The settlers and their prisons: Carl D. Lindskoog, ‘Migration, Racial Empire, and the Carceral Settler State’ The Journal of American History, 109, 2, 2022, pp. 388-398

11Oct22

Abstract: The 1920s saw the triumph of nativism and xenophobia. The Immigration Acts of 1921 and 1924 excluded groups labeled undesirable by American lawmakers. At the same time, the creation of the U.S. Border Patrol and the Immigration Act of 1929 gave the state new powers to control the movement and exploit the labor of racialized minorities that entered U.S. territory. Immigration restriction and enforcement in the 1920s thus represents a critical chapter in America’s history of migration, race, and empire. But this history begins long before the pivotal 1920s and continues well after. This essay argues that immigration detention and other forms of incarceration are tools of state violence that have been used to advance ongoing projects of U.S. settler colonialism and racial empire. A process that seeks to eliminate Indigenous people so that the land can be permanently occupied by the white settler population, settler colonialism also seeks the permanent marginalization and perpetual exploitability of other nonwhite groups whose labor is crucial to colonialism. From its foundation as a settler colony, the United States has grown to become a racial empire that extends beyond North America. Tracing the government’s use of immigration detention back to its origins in the nineteenth century, this essay documents the evolution of incarceration as one tool of removal, elimination, and social control used by American officials.

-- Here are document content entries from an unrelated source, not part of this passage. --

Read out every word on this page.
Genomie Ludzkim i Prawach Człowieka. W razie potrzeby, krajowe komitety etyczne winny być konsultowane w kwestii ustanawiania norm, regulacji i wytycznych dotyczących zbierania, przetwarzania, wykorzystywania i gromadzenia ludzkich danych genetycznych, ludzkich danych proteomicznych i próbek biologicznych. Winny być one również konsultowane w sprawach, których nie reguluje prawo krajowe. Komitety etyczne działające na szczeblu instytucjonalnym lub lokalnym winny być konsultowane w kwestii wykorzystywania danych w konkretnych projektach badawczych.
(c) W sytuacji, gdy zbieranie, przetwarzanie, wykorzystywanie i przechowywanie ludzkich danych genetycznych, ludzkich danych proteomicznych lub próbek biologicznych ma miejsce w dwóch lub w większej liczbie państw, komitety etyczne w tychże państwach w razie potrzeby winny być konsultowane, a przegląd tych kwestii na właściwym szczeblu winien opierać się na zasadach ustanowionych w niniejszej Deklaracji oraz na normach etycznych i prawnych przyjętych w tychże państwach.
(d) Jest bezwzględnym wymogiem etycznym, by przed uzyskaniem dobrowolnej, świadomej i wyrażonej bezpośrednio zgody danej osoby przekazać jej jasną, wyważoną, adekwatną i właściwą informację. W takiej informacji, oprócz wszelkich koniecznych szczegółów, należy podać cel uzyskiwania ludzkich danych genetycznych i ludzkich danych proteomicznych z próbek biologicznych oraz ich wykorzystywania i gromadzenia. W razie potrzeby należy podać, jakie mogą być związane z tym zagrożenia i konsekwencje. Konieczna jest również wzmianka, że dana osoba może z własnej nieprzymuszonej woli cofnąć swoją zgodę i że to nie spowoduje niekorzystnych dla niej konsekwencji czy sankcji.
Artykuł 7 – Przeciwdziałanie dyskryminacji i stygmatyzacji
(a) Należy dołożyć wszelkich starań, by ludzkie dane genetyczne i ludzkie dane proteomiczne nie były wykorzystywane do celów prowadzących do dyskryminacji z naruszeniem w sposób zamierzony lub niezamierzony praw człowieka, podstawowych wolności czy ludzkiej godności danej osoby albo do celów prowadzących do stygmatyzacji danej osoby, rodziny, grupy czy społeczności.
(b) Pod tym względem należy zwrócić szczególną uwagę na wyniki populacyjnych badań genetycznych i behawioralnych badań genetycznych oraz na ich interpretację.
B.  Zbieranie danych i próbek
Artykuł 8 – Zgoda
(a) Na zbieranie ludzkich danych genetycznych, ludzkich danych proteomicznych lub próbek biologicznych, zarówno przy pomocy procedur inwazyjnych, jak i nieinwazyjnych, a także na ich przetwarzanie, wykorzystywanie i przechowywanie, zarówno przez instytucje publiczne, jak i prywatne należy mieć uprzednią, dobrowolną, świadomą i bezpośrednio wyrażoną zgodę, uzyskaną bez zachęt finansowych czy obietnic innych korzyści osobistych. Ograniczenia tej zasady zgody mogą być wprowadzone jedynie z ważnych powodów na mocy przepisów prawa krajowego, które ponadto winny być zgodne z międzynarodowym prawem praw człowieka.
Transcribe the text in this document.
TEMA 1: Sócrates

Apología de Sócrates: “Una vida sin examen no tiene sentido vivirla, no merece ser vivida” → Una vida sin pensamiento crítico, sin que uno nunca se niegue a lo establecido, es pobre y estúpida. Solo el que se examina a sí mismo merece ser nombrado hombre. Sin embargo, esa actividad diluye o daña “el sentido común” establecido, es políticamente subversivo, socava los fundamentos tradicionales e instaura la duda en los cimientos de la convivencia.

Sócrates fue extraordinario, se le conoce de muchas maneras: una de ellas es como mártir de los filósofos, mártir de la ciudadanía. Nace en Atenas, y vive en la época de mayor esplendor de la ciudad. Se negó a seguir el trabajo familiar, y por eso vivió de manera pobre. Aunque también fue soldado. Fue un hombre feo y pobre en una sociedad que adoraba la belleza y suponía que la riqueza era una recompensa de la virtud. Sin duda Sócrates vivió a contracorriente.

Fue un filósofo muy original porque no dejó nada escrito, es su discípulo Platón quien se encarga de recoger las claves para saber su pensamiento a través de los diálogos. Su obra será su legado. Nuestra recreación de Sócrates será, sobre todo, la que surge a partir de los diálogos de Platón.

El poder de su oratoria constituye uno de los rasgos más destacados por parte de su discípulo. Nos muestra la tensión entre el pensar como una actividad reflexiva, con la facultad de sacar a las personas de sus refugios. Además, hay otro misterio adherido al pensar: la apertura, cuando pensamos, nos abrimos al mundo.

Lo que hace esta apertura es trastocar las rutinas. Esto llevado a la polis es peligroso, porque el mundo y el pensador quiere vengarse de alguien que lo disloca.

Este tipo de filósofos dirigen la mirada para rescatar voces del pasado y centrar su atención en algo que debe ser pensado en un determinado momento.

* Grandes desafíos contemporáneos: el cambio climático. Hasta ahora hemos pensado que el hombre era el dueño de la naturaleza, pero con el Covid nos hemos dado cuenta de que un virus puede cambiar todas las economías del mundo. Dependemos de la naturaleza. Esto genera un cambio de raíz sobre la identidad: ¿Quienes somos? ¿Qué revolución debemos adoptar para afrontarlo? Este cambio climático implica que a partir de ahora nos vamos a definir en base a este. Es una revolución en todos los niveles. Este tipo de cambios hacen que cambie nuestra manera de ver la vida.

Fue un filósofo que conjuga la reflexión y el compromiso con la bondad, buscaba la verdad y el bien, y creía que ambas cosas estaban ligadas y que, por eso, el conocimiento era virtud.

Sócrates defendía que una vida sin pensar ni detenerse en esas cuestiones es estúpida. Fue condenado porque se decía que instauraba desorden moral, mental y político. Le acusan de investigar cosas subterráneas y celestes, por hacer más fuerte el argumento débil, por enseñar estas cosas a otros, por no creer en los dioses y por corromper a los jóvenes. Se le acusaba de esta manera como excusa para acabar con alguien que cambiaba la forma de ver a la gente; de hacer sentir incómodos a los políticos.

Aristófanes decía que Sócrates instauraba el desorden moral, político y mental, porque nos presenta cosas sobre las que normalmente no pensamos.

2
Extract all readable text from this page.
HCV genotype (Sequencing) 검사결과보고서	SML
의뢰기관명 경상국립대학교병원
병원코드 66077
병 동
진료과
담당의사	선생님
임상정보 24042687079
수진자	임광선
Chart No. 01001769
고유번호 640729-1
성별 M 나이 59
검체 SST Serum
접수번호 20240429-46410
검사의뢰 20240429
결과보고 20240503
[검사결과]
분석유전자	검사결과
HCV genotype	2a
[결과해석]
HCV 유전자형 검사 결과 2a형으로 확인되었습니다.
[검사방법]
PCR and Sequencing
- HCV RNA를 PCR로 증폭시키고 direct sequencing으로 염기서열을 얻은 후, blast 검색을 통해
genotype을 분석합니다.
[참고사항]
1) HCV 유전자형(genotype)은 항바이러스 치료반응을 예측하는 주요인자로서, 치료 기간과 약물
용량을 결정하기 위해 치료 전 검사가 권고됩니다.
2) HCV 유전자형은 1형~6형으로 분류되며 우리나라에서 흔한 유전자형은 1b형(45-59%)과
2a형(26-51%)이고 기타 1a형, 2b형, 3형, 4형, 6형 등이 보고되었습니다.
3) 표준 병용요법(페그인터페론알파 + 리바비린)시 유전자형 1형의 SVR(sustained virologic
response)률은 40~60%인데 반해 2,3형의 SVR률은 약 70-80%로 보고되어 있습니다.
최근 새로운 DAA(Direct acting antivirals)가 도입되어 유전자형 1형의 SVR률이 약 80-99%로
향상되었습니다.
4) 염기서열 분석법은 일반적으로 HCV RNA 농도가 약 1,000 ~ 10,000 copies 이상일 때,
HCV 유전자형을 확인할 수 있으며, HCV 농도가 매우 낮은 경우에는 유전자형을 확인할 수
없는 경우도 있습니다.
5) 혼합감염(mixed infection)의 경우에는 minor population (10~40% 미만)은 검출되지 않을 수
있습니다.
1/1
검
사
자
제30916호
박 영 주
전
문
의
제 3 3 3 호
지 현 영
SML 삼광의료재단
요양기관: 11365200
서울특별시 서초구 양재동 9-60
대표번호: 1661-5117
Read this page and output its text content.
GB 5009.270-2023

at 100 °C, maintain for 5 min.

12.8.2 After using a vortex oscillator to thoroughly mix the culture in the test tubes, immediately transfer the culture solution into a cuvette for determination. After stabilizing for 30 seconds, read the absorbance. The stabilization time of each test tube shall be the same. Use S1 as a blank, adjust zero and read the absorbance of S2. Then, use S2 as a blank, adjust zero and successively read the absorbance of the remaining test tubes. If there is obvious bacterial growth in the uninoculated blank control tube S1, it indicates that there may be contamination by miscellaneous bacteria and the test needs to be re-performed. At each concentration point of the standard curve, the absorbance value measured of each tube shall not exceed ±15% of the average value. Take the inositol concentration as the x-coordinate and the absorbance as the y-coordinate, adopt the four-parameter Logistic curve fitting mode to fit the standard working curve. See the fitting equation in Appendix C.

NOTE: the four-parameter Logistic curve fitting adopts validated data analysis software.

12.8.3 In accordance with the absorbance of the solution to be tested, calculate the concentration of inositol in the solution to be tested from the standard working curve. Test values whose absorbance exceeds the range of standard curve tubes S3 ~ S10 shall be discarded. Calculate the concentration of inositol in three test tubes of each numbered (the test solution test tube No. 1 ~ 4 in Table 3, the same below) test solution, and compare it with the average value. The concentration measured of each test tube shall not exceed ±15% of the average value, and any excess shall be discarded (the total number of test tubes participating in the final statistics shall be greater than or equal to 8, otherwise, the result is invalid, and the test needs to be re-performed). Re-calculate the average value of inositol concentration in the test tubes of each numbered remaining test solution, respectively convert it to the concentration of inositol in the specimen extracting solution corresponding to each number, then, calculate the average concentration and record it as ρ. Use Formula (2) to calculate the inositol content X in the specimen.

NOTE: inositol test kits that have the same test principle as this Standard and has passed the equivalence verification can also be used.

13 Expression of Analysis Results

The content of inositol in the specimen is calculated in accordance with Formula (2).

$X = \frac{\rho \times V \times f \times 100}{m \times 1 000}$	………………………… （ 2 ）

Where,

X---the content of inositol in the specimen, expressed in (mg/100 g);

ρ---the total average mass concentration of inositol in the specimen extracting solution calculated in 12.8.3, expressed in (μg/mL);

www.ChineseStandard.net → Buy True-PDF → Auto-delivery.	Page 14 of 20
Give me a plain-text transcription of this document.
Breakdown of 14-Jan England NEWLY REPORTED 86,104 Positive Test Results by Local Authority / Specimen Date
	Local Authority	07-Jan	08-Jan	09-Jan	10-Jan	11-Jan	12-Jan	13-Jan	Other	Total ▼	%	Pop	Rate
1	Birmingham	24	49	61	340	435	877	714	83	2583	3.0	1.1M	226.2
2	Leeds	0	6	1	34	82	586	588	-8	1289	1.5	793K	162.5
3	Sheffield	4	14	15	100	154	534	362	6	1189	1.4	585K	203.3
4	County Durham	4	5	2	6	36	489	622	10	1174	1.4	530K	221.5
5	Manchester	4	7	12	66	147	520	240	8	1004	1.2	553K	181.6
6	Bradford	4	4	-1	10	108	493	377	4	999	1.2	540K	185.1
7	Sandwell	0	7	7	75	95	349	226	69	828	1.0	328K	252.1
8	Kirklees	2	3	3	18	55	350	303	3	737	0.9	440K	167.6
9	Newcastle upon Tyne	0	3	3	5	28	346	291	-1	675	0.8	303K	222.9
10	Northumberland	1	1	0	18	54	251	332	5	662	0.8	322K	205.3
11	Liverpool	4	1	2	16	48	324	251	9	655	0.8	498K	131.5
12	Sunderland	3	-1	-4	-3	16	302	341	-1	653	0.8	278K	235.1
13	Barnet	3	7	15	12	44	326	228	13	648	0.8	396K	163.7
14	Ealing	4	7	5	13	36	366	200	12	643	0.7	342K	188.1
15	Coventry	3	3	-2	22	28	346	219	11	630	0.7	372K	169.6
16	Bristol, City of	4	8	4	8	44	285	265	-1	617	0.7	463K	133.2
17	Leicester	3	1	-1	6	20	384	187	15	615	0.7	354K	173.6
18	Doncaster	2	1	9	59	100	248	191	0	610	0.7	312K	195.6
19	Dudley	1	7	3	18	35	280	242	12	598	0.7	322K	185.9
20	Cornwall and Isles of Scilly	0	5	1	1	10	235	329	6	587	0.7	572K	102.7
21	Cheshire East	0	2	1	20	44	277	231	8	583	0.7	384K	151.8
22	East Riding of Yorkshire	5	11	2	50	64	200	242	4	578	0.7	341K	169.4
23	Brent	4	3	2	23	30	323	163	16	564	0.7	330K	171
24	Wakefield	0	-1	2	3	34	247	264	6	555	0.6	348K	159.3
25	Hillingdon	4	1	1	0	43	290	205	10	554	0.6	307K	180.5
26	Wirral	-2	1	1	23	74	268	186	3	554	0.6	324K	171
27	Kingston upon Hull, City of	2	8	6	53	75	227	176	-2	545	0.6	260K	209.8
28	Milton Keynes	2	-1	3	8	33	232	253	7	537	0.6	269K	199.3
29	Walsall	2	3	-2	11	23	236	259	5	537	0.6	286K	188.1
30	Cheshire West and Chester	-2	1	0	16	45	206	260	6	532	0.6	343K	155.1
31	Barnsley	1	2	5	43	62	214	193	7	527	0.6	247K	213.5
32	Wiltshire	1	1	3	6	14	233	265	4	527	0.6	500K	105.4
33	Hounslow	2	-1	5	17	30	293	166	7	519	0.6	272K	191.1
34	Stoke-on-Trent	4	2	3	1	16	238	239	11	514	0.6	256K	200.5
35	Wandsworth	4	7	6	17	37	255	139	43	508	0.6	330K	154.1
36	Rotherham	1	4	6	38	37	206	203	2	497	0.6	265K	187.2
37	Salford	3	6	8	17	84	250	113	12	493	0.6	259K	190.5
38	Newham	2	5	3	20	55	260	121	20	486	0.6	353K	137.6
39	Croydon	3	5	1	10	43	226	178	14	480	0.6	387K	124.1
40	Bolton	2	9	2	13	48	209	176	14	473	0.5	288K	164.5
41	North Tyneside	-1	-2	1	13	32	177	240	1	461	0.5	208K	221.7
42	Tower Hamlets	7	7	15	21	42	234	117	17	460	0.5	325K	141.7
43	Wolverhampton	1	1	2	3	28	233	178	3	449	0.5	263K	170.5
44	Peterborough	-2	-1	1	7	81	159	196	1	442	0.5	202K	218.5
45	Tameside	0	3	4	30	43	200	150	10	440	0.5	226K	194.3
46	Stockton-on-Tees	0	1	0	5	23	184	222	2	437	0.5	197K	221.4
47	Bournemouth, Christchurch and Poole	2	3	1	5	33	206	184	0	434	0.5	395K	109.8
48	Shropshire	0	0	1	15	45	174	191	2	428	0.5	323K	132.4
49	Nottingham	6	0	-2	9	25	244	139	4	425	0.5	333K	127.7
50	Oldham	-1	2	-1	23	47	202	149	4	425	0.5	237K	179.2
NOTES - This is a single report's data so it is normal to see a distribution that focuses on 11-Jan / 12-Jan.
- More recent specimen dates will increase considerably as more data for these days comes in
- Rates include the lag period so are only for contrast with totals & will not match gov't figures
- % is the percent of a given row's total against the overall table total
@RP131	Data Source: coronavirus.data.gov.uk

It finds that incarceration worked in tandem with other tools of state violence such as immigration restriction and counterinsurgent warfare, all of which were designed to impose order on the unstable frontiers of empire and to eliminate anticolonial resistance. This is a story of how the United States grew from a settler colony into a racial empire and became a carceral settler state by the turn of the twenty-first century.